TVRINews, Pangkalpinang
Kebakaran lahan dan hutan terjadi di kawasan Selindung Lama, Kecamatan Gabek, Kota Pangkalpinang. Api membakar lahan yang diperkirakan mencapai 27 hektare dan berada tidak jauh dari permukiman warga.
Petugas gabungan bergerak cepat untuk mencegah api meluas ke kawasan permukiman. Proses pemadaman melibatkan delapan unit mobil pemadam dari sejumlah instansi dan perusahaan.
Informasi kebakaran diterima Bhabinkamtibmas sekitar pukul 11.30 WIB. Setelah menerima laporan, petugas langsung menuju lokasi untuk melakukan pemadaman.
Armada pemadam dikerahkan dari Tim Karhutla Polda Kepulauan Bangka Belitung dan Polresta Pangkalpinang, Polsek Taman Sari, Damkar Kota Pangkalpinang, BPBD, PT Timah, PLN, serta Pelindo.
Selain petugas gabungan, warga di sekitar lokasi turut membantu proses pemadaman. Upaya tersebut dilakukan untuk mempercepat penanganan kebakaran dan mencegah api menjalar ke area lain.

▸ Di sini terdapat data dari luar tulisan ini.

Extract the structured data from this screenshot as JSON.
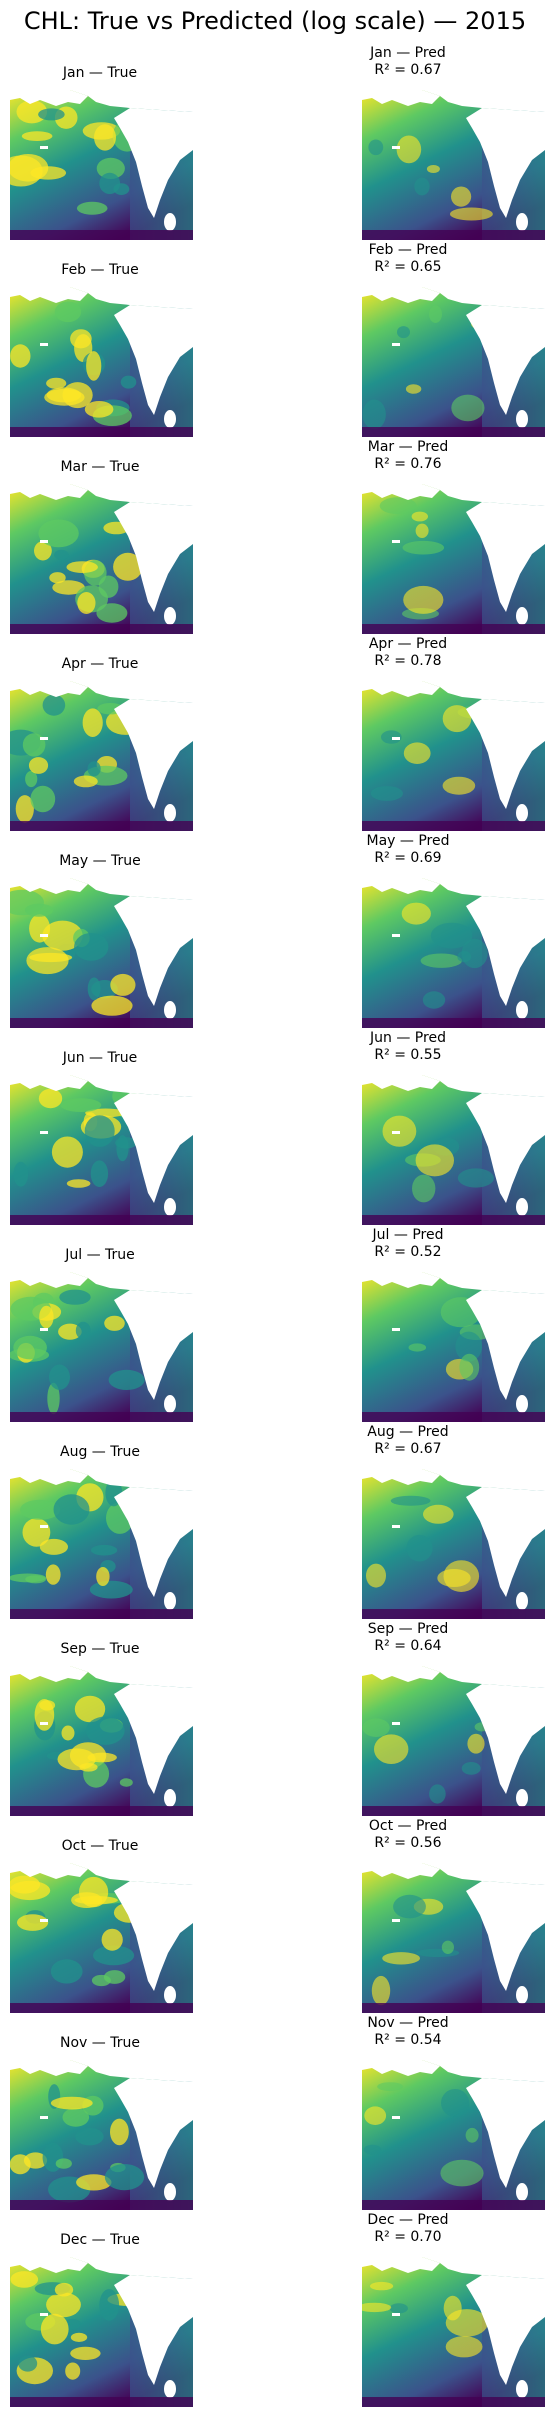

Penyebab kebakaran masih dalam penyelidikan. Setelah api berhasil dipadamkan, petugas melakukan pendinginan untuk memastikan tidak ada titik api yang kembali membesar.
Tidak ada korban jiwa dalam peristiwa tersebut. Namun, kabut asap yang cukup tebal sempat mengganggu jarak pandang pengendara yang melintas di sekitar lokasi kebakaran.
“Sekitar pukul 11.30 WIB, kami mendapat informasi dari Bhabinkamtibmas bahwa terjadi kebakaran di sekitar Selindung Lama. Setelah kami turun ke lapangan, ternyata benar terjadi kebakaran. Dari arah Jalan Kartini, Jalan Sekolah, hingga Lintas Timur dan LP, semuanya terbakar dengan luas sekitar 27 hektare. Untuk sementara, arus lalu lintas di Lintas Timur tidak kami alihkan, tetapi tetap kami atur agar lalu lintas berjalan dengan baik. Mudah-mudahan tidak ada korban jiwa. Kami juga mengimbau masyarakat untuk menjaga lahan atau tanahnya dan tidak membakar sampah sembarangan,” jelas AKP Syafrial Agus, Kapolsek Taman Sari, Kamis, 3 September 2026.